We found that qualitative comparisons in the expression of serotonin genes in brain in both species could be a new exploratory method for the validation of translational studies. Some studies in large scale have made comparisons of complete genomes or whole brain found specific biomarkers for each species [19, 77-80]. However, comparisons for particular systems (serotonin, e.g.) have not been extensively explored, wasting the potential of the so-called big data studies and that could have forward applications in health and translational studies and bettering the understanding in the relationship of the brain and behavior [81-83]. The results reported show functionally the relationship of serotonin gene expression with analogous structures between mice and humans. Some studies report similarities in this sense; however, these comparisons usually are in specific genes [84, 85]. In this study we report the comparisons in the complete genes related to serotonin.

The comparison technique proposed here suggests that the expressions of genes related to the synthesis, storage, reception and--atsome degree--inactivation of serotonin share similar mechanisms and locations between mice and humans. It is important to show that analysis between donors havs similar patterns of expression or group of genes suggesting a genetic mark or physiological phenotype such as has been proposed in similar studies [3]. These genetic similarities strengthen the validity of using animal models to study the functionality of genes and behaviors.

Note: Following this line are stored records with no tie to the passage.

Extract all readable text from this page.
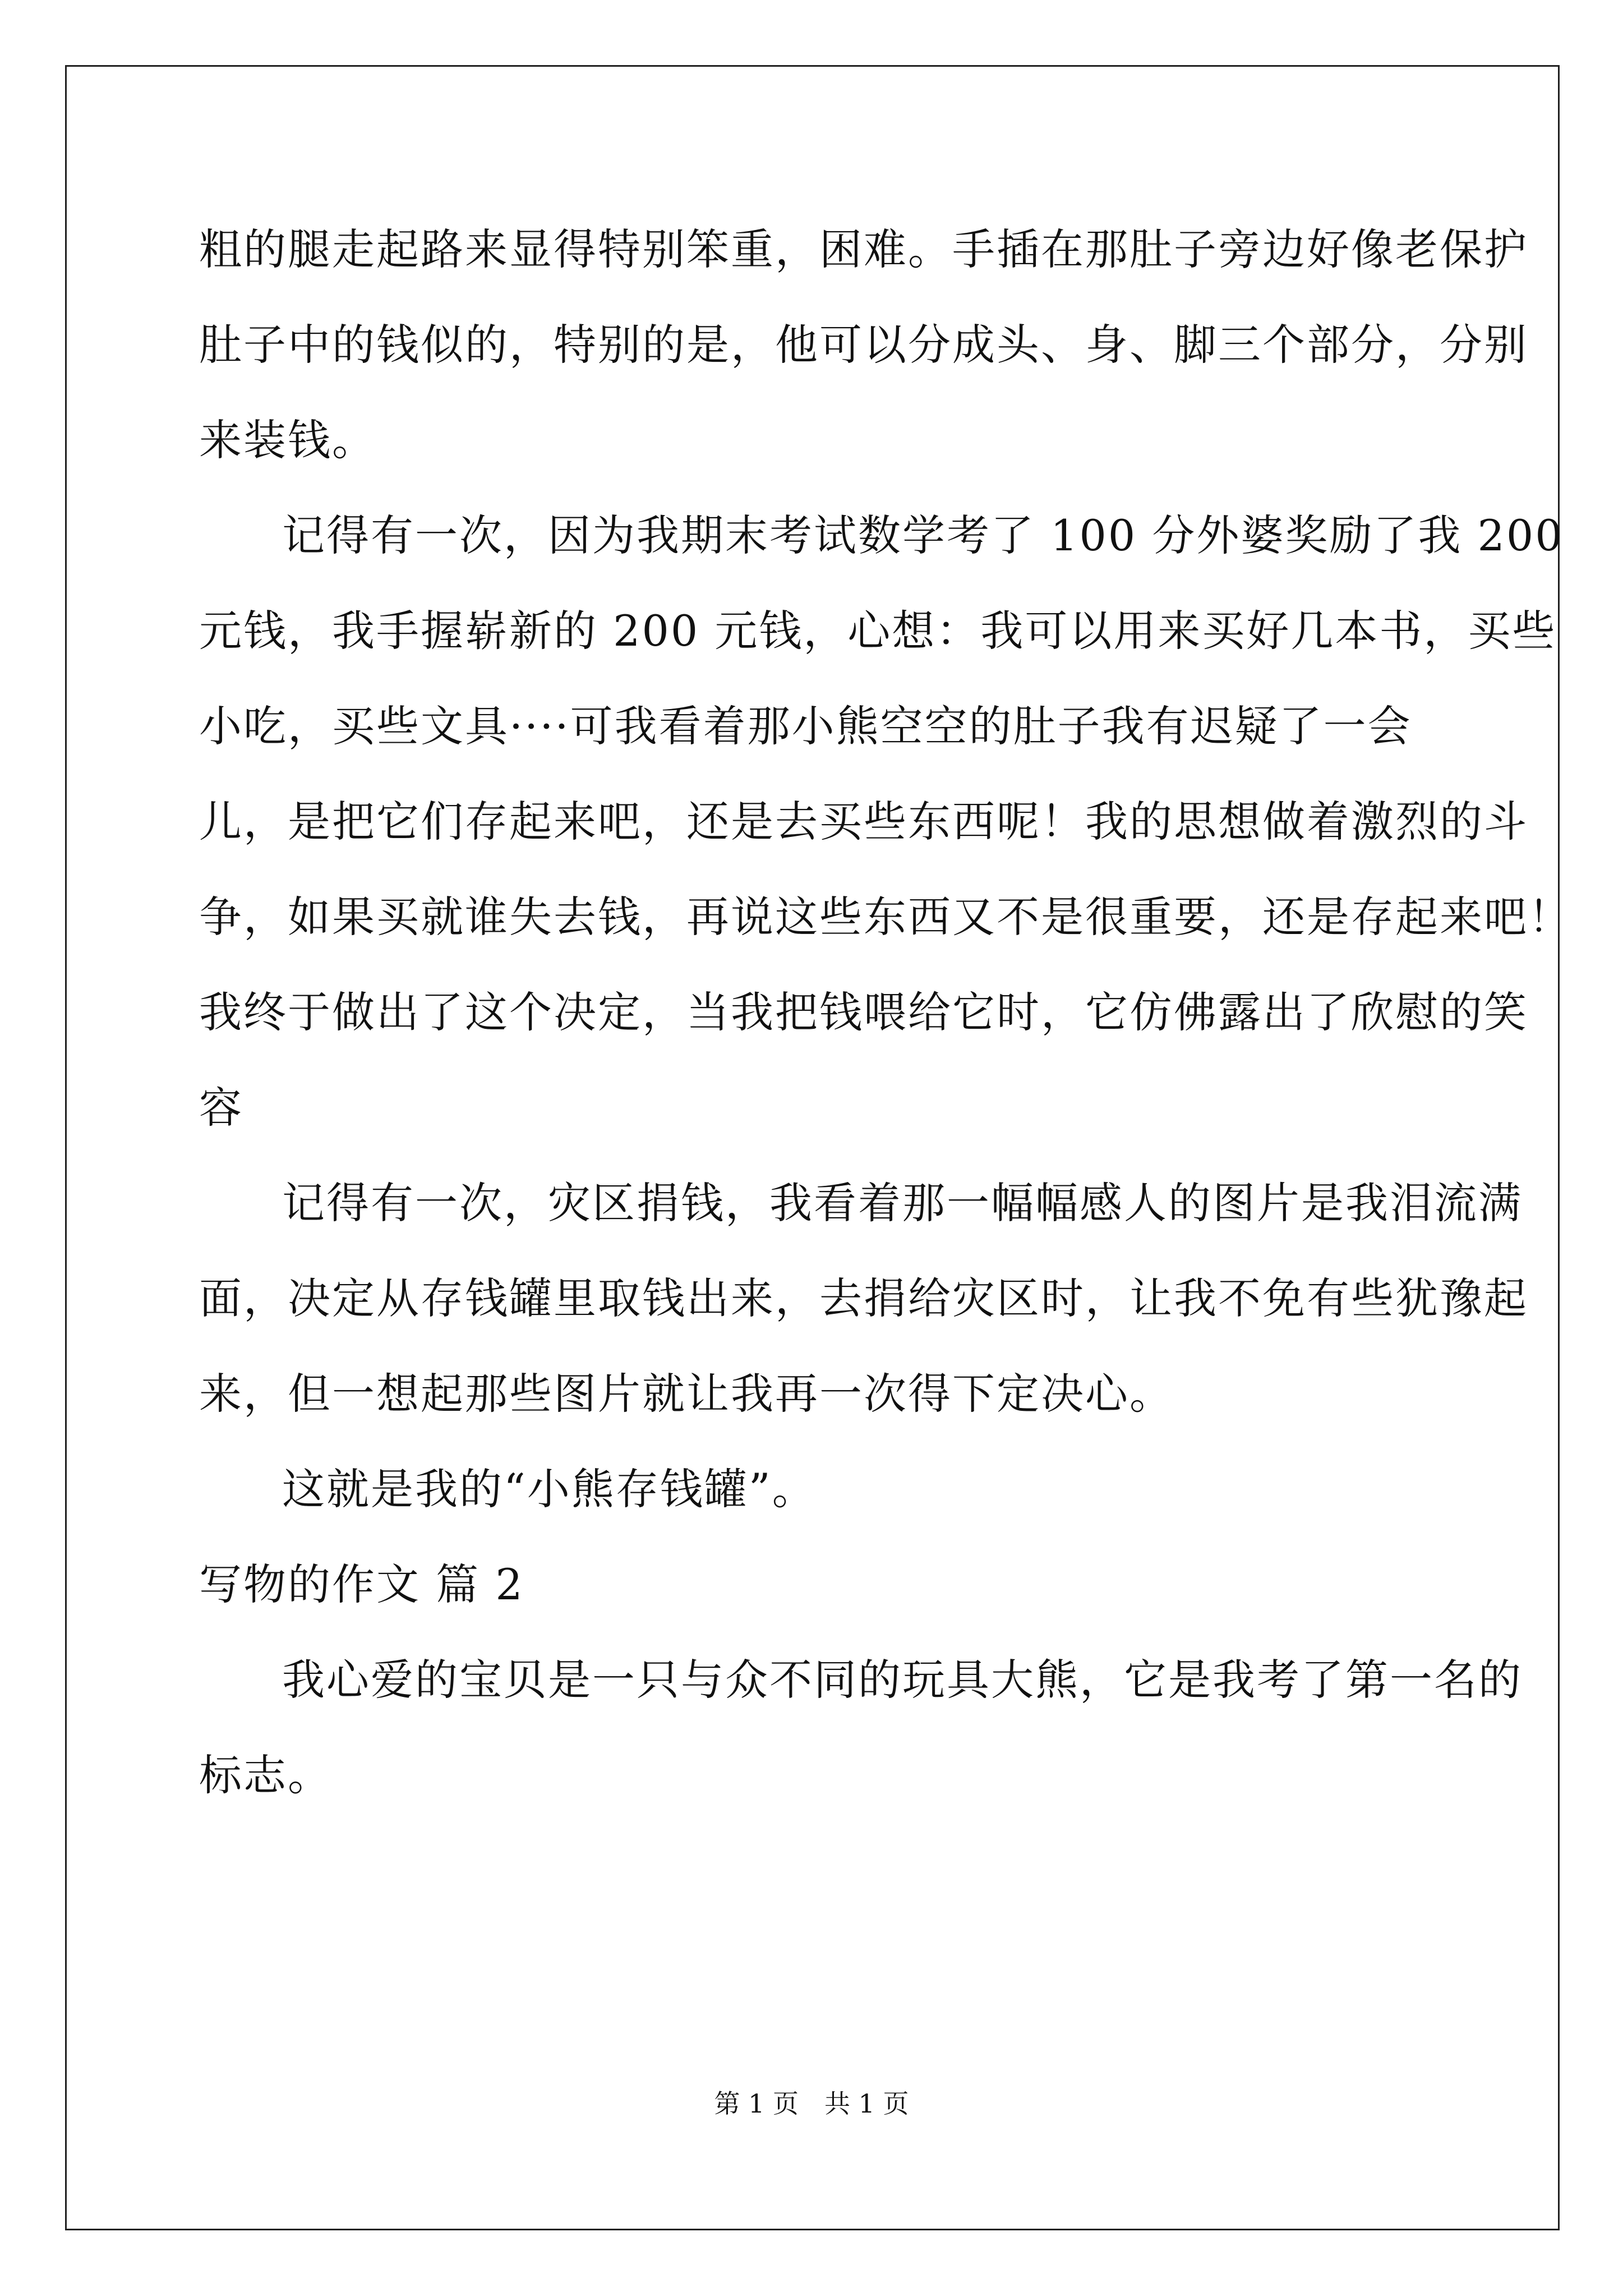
粗的腿走起路来显得特别笨重，困难。手插在那肚子旁边好像老保护
肚子中的钱似的，特别的是，他可以分成头、身、脚三个部分，分别
来装钱。
记得有一次，因为我期末考试数学考了 100 分外婆奖励了我 200
元钱，我手握崭新的 200 元钱，心想：我可以用来买好几本书，买些
小吃，买些文具····可我看着那小熊空空的肚子我有迟疑了一会
儿，是把它们存起来吧，还是去买些东西呢！我的思想做着激烈的斗
争，如果买就谁失去钱，再说这些东西又不是很重要，还是存起来吧！
我终于做出了这个决定，当我把钱喂给它时，它仿佛露出了欣慰的笑
容
记得有一次，灾区捐钱，我看着那一幅幅感人的图片是我泪流满
面，决定从存钱罐里取钱出来，去捐给灾区时，让我不免有些犹豫起
来，但一想起那些图片就让我再一次得下定决心。
这就是我的“小熊存钱罐”。
写物的作文 篇 2
我心爱的宝贝是一只与众不同的玩具大熊，它是我考了第一名的
标志。
第 1 页　共 1 页
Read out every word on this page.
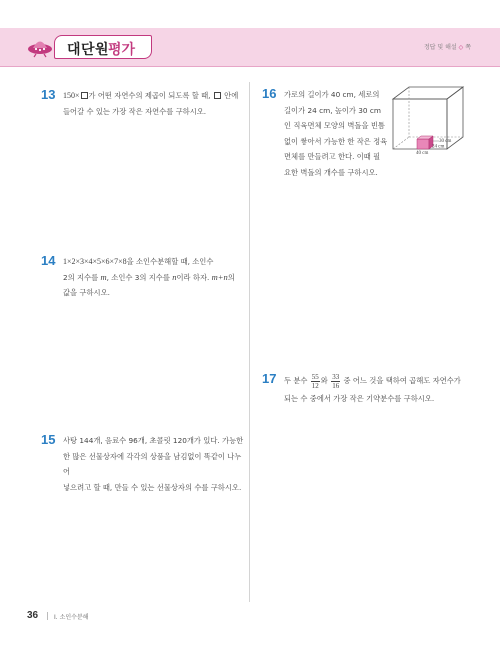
대단원
평가	정답 및 해설 ◇ 쪽
13 150× 가 어떤 자연수의 제곱이 되도록 할 때, 안에
들어갈 수 있는 가장 작은 자연수를 구하시오.
14 1×2×3×4×5×6×7×8을 소인수분해할 때, 소인수
2의 지수를 m, 소인수 3의 지수를 n이라 하자. m+n의
값을 구하시오.
15 사탕 144개, 음료수 96개, 초콜릿 120개가 있다. 가능한
한 많은 선물상자에 각각의 상품을 남김없이 똑같이 나누어
넣으려고 할 때, 만들 수 있는 선물상자의 수를 구하시오.
16 가로의 길이가 40 cm, 세로의
길이가 24 cm, 높이가 30 cm
인 직육면체 모양의 벽돌을 빈틈
없이 쌓아서 가능한 한 작은 정육
면체를 만들려고 한다. 이때 필
요한 벽돌의 개수를 구하시오.
30 cm
24 cm
40 cm
17 두 분수 $\frac{55}{12}$ 와 $\frac{33}{16}$ 중 어느 것을 택하여 곱해도 자연수가
되는 수 중에서 가장 작은 기약분수를 구하시오.
36	I. 소인수분해
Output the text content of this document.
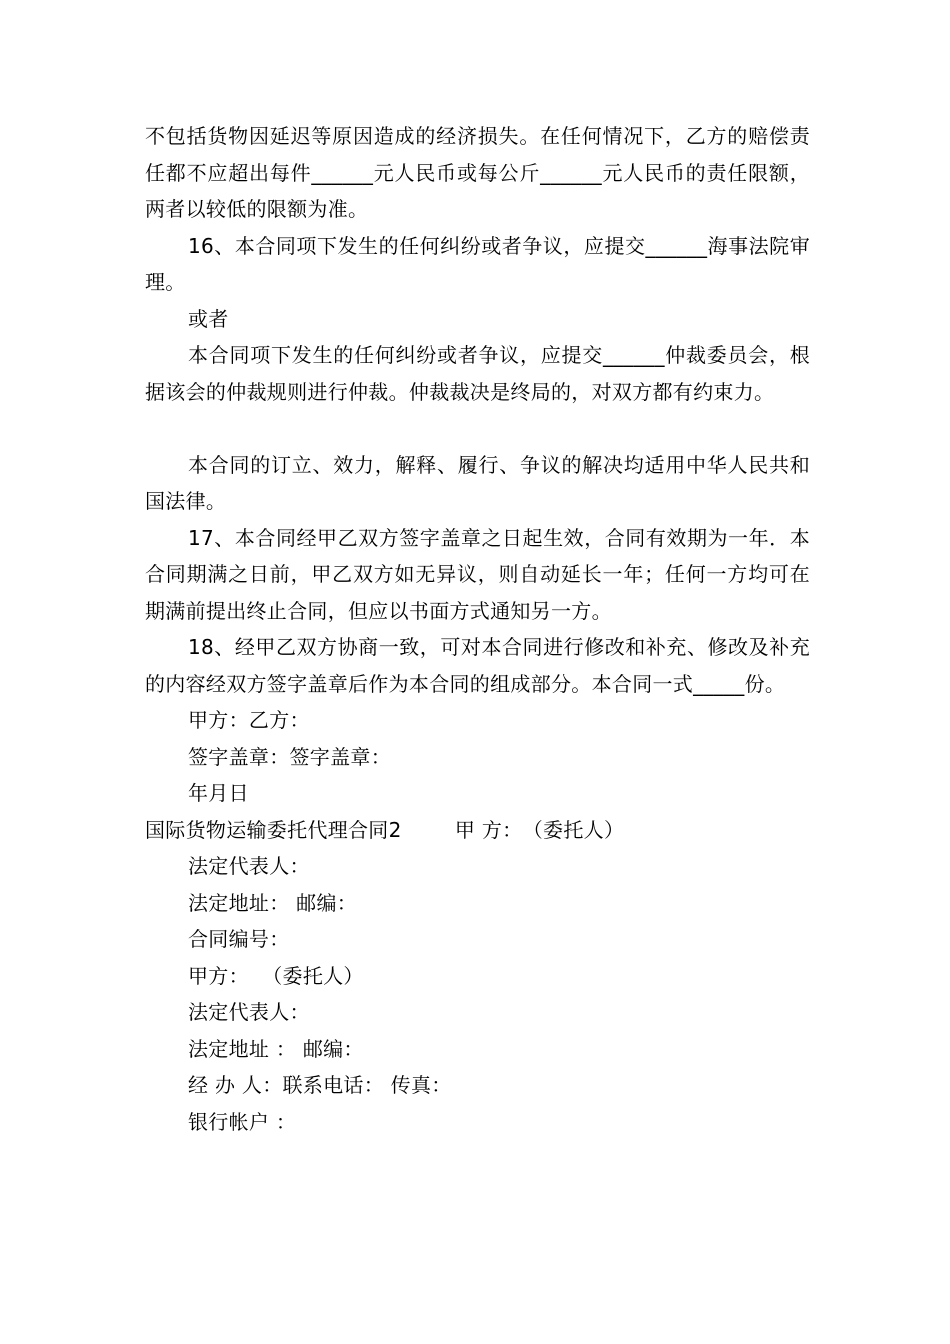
不包括货物因延迟等原因造成的经济损失。在任何情况下，乙方的赔偿责任都不应超出每件______元人民币或每公斤______元人民币的责任限额，两者以较低的限额为准。

16、本合同项下发生的任何纠纷或者争议，应提交______海事法院审理。

或者

本合同项下发生的任何纠纷或者争议，应提交______仲裁委员会，根据该会的仲裁规则进行仲裁。仲裁裁决是终局的，对双方都有约束力。

本合同的订立、效力，解释、履行、争议的解决均适用中华人民共和国法律。

17、本合同经甲乙双方签字盖章之日起生效，合同有效期为一年．本合同期满之日前，甲乙双方如无异议，则自动延长一年；任何一方均可在期满前提出终止合同，但应以书面方式通知另一方。

18、经甲乙双方协商一致，可对本合同进行修改和补充、修改及补充的内容经双方签字盖章后作为本合同的组成部分。本合同一式_____份。

甲方：乙方：

签字盖章：签字盖章：

年月日

国际货物运输委托代理合同2        甲 方：　（委托人）

法定代表人：

法定地址： 邮编：

合同编号：

甲方：  （委托人）

法定代表人：

法定地址 ： 邮编：

经 办 人：联系电话： 传真：

银行帐户 ：
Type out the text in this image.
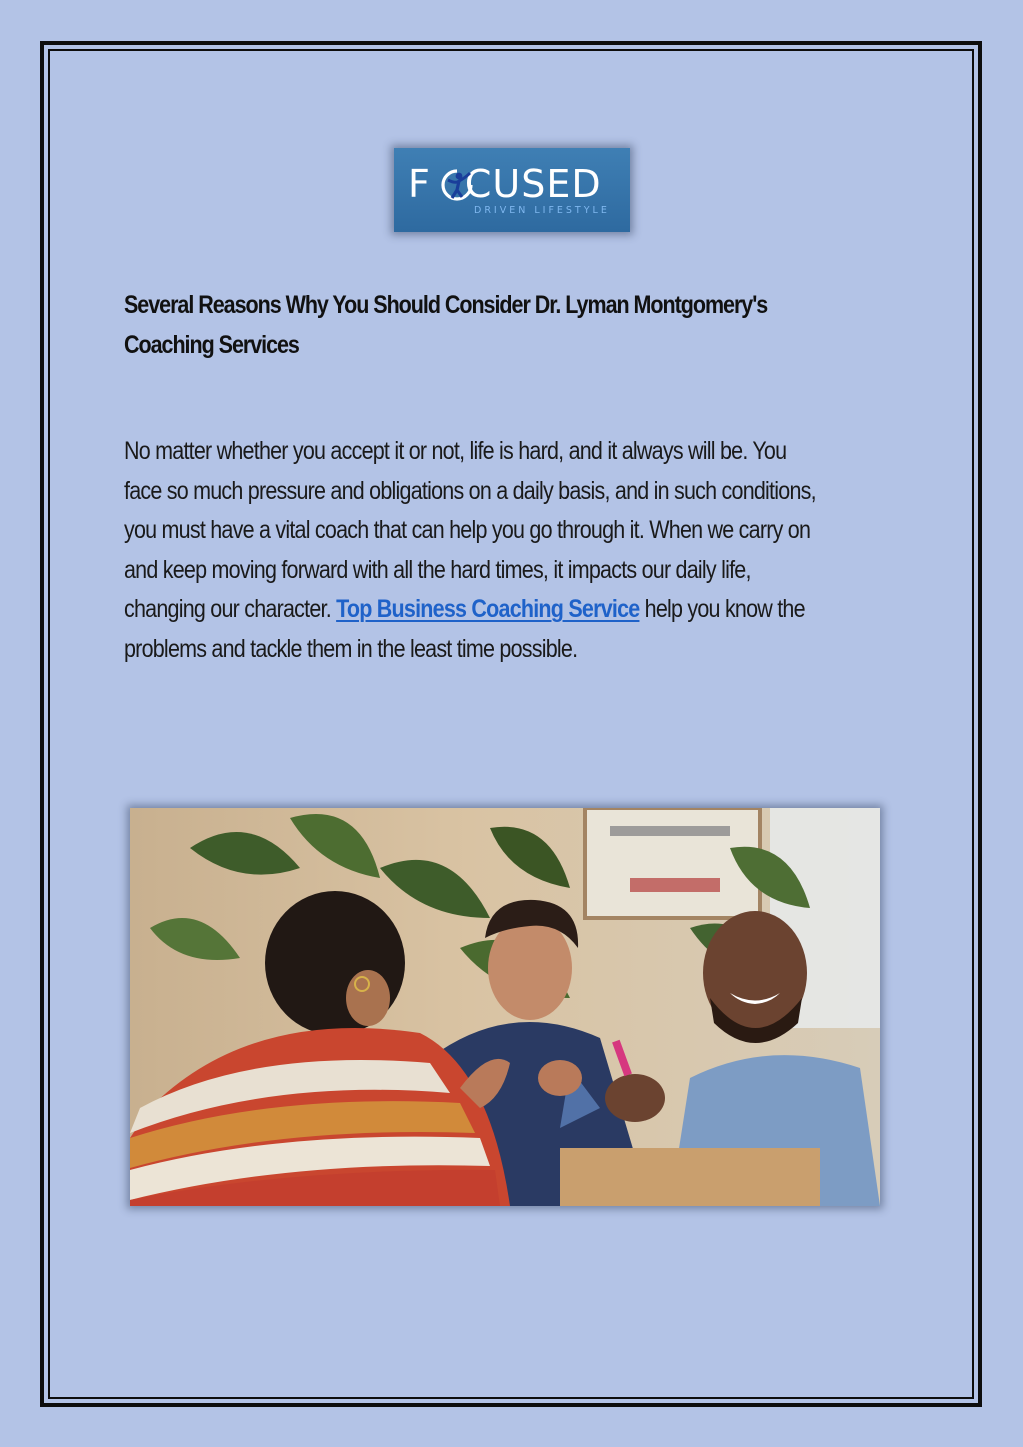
F CUSED
DRIVEN LIFESTYLE
Several Reasons Why You Should Consider Dr. Lyman Montgomery's
Coaching Services

No matter whether you accept it or not, life is hard, and it always will be. You
face so much pressure and obligations on a daily basis, and in such conditions,
you must have a vital coach that can help you go through it. When we carry on
and keep moving forward with all the hard times, it impacts our daily life,
changing our character. Top Business Coaching Service help you know the
problems and tackle them in the least time possible.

It also enables the viability and functionality of some of these models and validates interspecies comparisons in physiology, genetics, and behavior. Accordingly, recent reports have attempted to identify percentages of similarity and difference between rodent and human cerebral cortex. These percentages of similarity and difference can then be taken into account when using behavioral and molecular models [80].

It is important to note that this study has major limitations that should be kept in mind when attempting to extrapolate the data or use the results as absolute measures. First, the data presented are produced from two techniques (in situ hybridization and microarrays) that use similar principles but different methods. Mouse data treats the principal areas of the brain as homogenous while for human data there is a great range of expression sites within each structure, and thus it is highly likely that averaging the expression data hides variations in expression levels.

Second, when comparing expression in human structures it is possible to better discriminate between areas because this comparison is more comprehensive in humans. This also makes interspecies comparison more difficult. Third, expression methods in mice relate to a large sample size (more than 1000 animals) while for humans they relate to six donors. It must be mentioned that although the Allen Human Brain Atlas presents data from six individuals, the expression levels between subjects were analyzed, and similarity was found in the majority of genes; qualitative comparison data was included in this study but quantitative comparison is not made.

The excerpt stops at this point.